Developed with the input of legal experts, feminist scholars, and practitioners, the toolkit’s four main sections (1) provide an overview of the international crime of persecution on gender grounds as a crime against humanity; (2) outline how persecution on gender grounds manifests, including past and current examples of gender persecution across a range of geographic, cultural and political contexts; (3) provide exercises and tools to assist the reader with identifying and documenting gender persecution; and (4) concludes with recommendations for ensuring accountability for gender persecution.

The toolkit is available in English, French, Russian, Spanish, and available on request in Arabic and Kurdish.

On the Frontlines

In the 1990s, MADRE housed the Women’s Caucus for Gender Justice coalition to address gender gaps in the draft Rome Statute, which created the ICC. The coalition’s success in winning recognition of sexual violence as a violation of international law stands as one of the great advances of the global women’s movement.

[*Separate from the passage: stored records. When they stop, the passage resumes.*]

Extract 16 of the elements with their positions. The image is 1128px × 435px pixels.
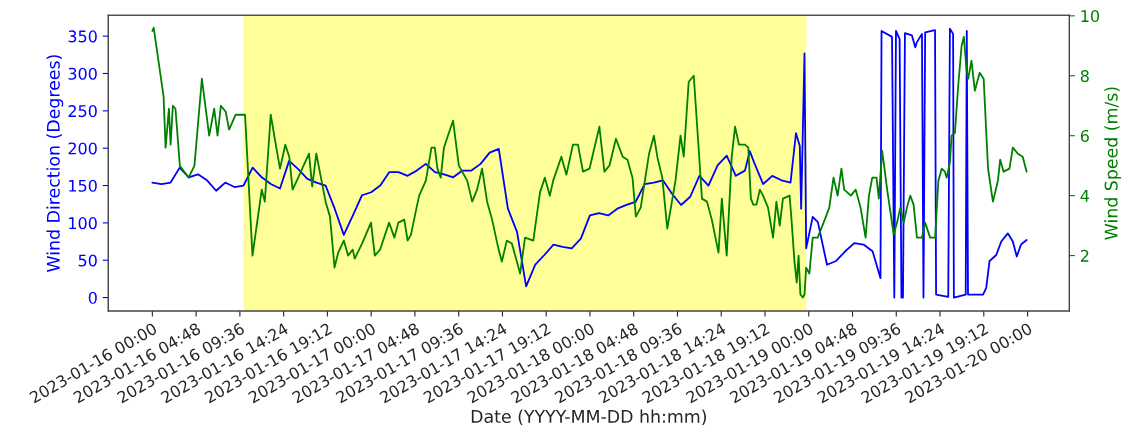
y2-tick-label: 6 <box>1080 129 1089 142</box>
y-tick-label: 250 <box>68 105 97 118</box>
y-tick-label: 100 <box>69 217 97 230</box>
y-tick-label: 200 <box>68 142 97 155</box>
x-axis-title: Date (YYYY-MM-DD hh:mm) <box>471 409 706 426</box>
y-tick-label: 150 <box>69 179 97 192</box>
y2-tick-label: 4 <box>1080 190 1090 202</box>
y-tick-label: 300 <box>68 67 97 80</box>
y2-axis-title: Wind Speed (m/s) <box>1104 87 1122 240</box>
y-tick-label: 350 <box>68 30 97 43</box>
y-axis-title: Wind Direction (Degrees) <box>46 55 64 272</box>
y2-tick-label: 8 <box>1080 69 1089 83</box>
y2-tick-label: 2 <box>1080 249 1089 262</box>
y-tick-label: 0 <box>88 291 97 304</box>
y2-tick-label: 10 <box>1081 10 1100 23</box>
y-tick-label: 50 <box>78 254 97 267</box>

We also succeeded in exchanging the word “gender” for “sex” in the Rome Statute, which remains a key safeguard for gender justice under international criminal law.

Building on this history, in 2019 MADRE and our partners won a worldwide, movement-driven campaign to challenge the inclusion of the Rome Statute’s opaque definition to gender within the new draft Crimes Against Humanity (CAH) treaty. MADRE mobilized nearly 600 organizations and academics representing over 100 countries or territories to call for the definition to be removed. We built a global, cross-movement advocacy effort and served as a bridge to advocate successfully with policymakers. Ultimately, a majority of States working on the treaty affirmed that the rights of women and LGBTIQ persons are protected under international criminal law and that the pending treaty must reflect this principle.